- Born: Ifeoluwa Oluwaseun Olowu 1996 (age 29–30) Lagos, Nigeria
- Education: University of Lagos
- Known for: augmented reality in painting
- Notable work: colored reality

= Ife Olowu =

Nigerian-born visual artist

Ifeoluwa Oluwaseun Olowu well known as Ife Olowu is a Nigerian born visual artist. He is the first artist in Nigeria to integrate augmented reality (AR) into a painting and he is also known for his art collection "colored reality" which is being exhibited in 5 countries.

== Background and education ==
Ife Olowu was born into a family of seven and hails from Lagos, Nigeria. He did his primary and secondary education at the Yaba College of Technology Staff School. He proceeded to study painting in the Creative Arts department at the University of Lagos. During this time was when he started his designs and print business alongside studying art.

== Career ==
Ife Olowu's artistic journey dates back to his secondary school days, drawing inspiration from his mum, who was a textile artist specialized in Adire and batik.
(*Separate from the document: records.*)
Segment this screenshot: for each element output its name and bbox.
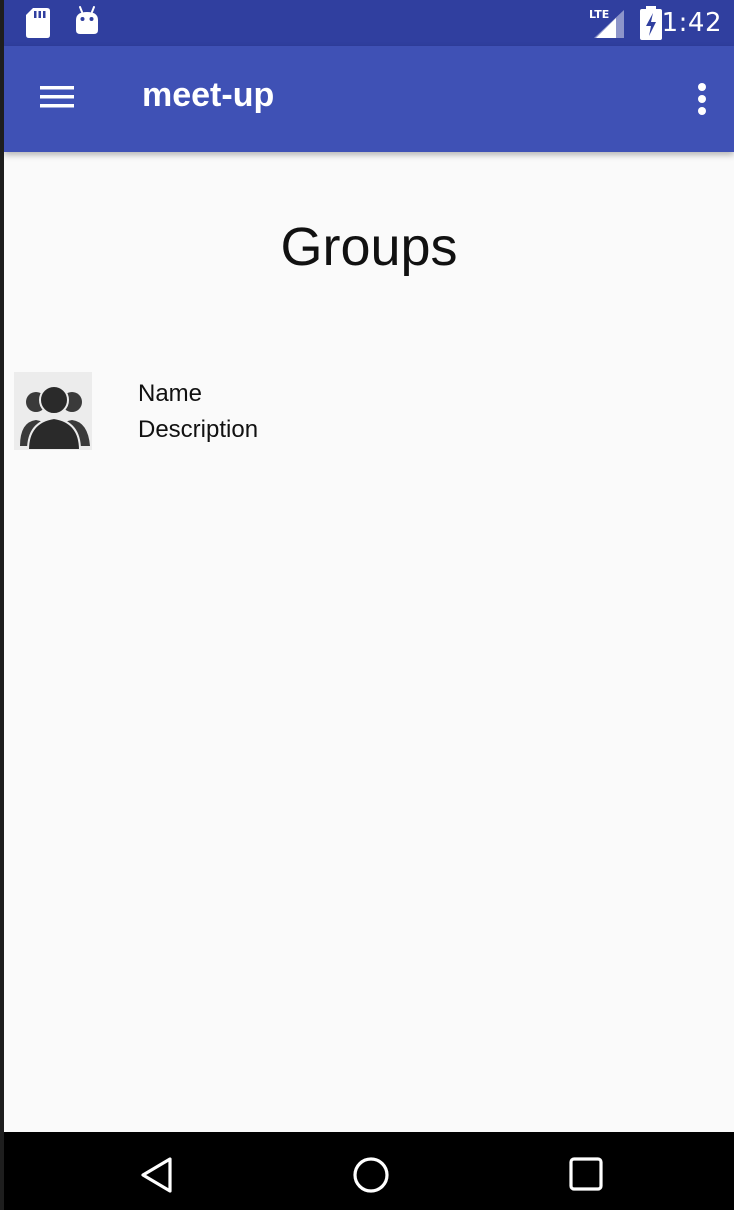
app-screen: LTE 1:42 meet-up Groups Name Description <box>4 0 734 1210</box>
menu-icon <box>40 86 74 108</box>
battery-charging-icon <box>640 6 662 40</box>
home-icon <box>353 1157 389 1193</box>
back-icon <box>141 1157 172 1193</box>
overflow-menu-button[interactable] <box>692 80 712 120</box>
sd-card-icon <box>26 8 50 38</box>
recents-icon <box>569 1157 603 1191</box>
group-avatar <box>14 372 92 451</box>
more-vert-icon <box>698 83 706 115</box>
page-title: Groups <box>280 217 458 277</box>
back-button[interactable] <box>140 1156 174 1199</box>
group-icon <box>20 385 90 451</box>
status-time: 1:42 <box>661 8 722 38</box>
status-bar: LTE 1:42 <box>4 0 734 46</box>
group-name: Name <box>138 380 203 407</box>
group-description: Description <box>138 416 259 443</box>
app-title: meet-up <box>142 76 275 114</box>
recents-button[interactable] <box>568 1156 604 1197</box>
signal-icon <box>594 10 624 38</box>
home-button[interactable] <box>352 1156 390 1199</box>
navigation-bar <box>4 1132 734 1210</box>
app-bar: meet-up <box>4 46 734 152</box>
android-icon <box>76 6 98 34</box>
menu-button[interactable] <box>38 82 78 112</box>
group-list-item[interactable]: Name Description <box>4 372 734 454</box>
Upon graduation, he transitioned into the professional sphere, establishing a printing press and design company. The venture demanded considerable attention, leaving him as a part-time studio artist.

His relationship with Augment Reality (AR) began between late 2019 and 2020, during the COVID-19 lockdown period an opportune time due to the pandemic-induced restrictions that provided him with ample time for exploration. The objective was to infuse AR into his artistry, which is a new idea in the African context.

After a comprehensive period of learning and planning, the culmination arrived in June 2022 with the launch of his inaugural collection – the "Colored Reality." It is a collection of paintings of Makoko, Busy Lagos, and Identity that manifest when integrated with smartphones.

The launch of this collection made him the first visual artist in Nigeria to integrate augmented reality (AR) into a painting; this collection has so far gained global recognition and has been featured on, REUTERS, CNN, BBC. Channels TV, and others.

== Exhibitions ==
Ife Olowu launched his second collection in 2023, titled "Metamorphosis" which is a fusion of art and technology. He held a solo exhibition titled "Metamorphosis: A Journey into the Future" at Cera Cerni ArtHub, Lagos from December 3 to 15 2023. and also did a solo exhibition "Nigeria re-envisioned photo art exhibition" in May, 2024 held in Helsinki, Finland.

He has participated in group exhibitions "diverse perspectives" in July, 2024 at the Landmark Art gallery, Lagos, "The artistic pulse of the diaspora", in November 2024, United Kingdom. and "Art4Health" held in December 2024 in Lagos aimed at raising funds for cancer patients.